I don’t want to characterize all of economic theory this way, but I believe there is a problem here and the problem goes outside the economics discipline. Further, the rules of faculty governance and the role of tenure exacerbate this problem. What happens when those who can’t are at the top of the food chain? It’s not a pretty picture.


Downes said...

Interesting ramble covering (as usual) a lot of ground.

People who have studied the foundations of probability and the foundations of logic recognize a certain arbitrariness to those disciplines.

Probability, in particular, can be interpreted three major ways (charaterized by Reichenbach, Carnap and Ramsay) resulting in three different semantics. When one says 'the world is improbable', does one mean, (a) as compared to all previous worlds, (b) as compared to all logically possible worlds, or (c) as compared to all the worlds we are willing to place money on?

My own perspective, in both cosmology and economics, that research (properly so-called), calculation and measurement will only take you so far. A significant proportion of the cosmologists' or the economists' output is based, not on measurement, but on recognition. Sometimes we see this acknowledged with code-phrases ("this year's economy is similar to what we say in 1992") but more often is not explicitly acknowledged at all.

The thing with recognition is, there are no rules regarding domain. Everything is relevant, because the variables are so intertwined, there is no real saying what is salient and what is coincidental. The person who first noticed a sine wave (properly a property of electricity and oceans) in economic data was operating on the principle of recognition, as was Pascal when he said (with no real knowledge of the alternatives) that this is the "best of all possible worlds".

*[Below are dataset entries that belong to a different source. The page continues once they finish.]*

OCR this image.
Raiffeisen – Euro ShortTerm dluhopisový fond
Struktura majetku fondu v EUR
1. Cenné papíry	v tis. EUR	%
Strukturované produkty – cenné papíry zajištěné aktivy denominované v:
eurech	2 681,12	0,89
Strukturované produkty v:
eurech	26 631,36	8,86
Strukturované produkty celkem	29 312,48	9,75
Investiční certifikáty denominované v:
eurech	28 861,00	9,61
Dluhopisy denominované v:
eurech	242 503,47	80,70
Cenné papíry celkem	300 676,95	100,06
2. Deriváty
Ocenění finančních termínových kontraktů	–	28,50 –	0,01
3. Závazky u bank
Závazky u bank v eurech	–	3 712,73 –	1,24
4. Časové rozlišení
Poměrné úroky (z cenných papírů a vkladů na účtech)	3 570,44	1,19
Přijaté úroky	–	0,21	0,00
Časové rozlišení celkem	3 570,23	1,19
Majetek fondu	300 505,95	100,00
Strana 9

Teaching, I think, is more an art of recognition than of measurement, which is why the best teachers can identify the students with the most potential before even the first exam result comes in, and why teachers can learn more and more about their discipline even without doing 'research'. The acquisition of a capacity to 'recognize' is a function of the accumulation of experience, preferably as diverse and as difficult as possible.

Recognition, properly so-called, is a logical process, not magic or intuition. When you pick out the face of your spouse from a crowd of people at an airport, this is not some random event or happenstance, but a knowable and identifiable process of human cognition. We can understand that *some* process is taking place, even if we cannot measure that phenomenon except by the grossest indicators.

I think that what we'll find, after enough investigation, is that measurement in both economics and education has been employment more for political purposes than for research purposes.

Which, of course, is what people with enough experience in both fields have long since recognized.

Lanny Arvan said...

Stephen - thanks for your thoughtful comment.

As a sidebar, I'd point out that economists still debate whether probabilities are objective or subjective and the various conundrums that arise if you allow the latter some of the time whether those subjective probabilities must conform with a history of loss frequency when those data are available.

I agree with your point about recognition and teaching, but would add that some of teaching is framing the discussion and that part is done ahead of time. So one thing the instructor does measure is the usefulness of that frame in advancing the conversation and then whether what seemingly worked with one cohort of students will continue to work with another.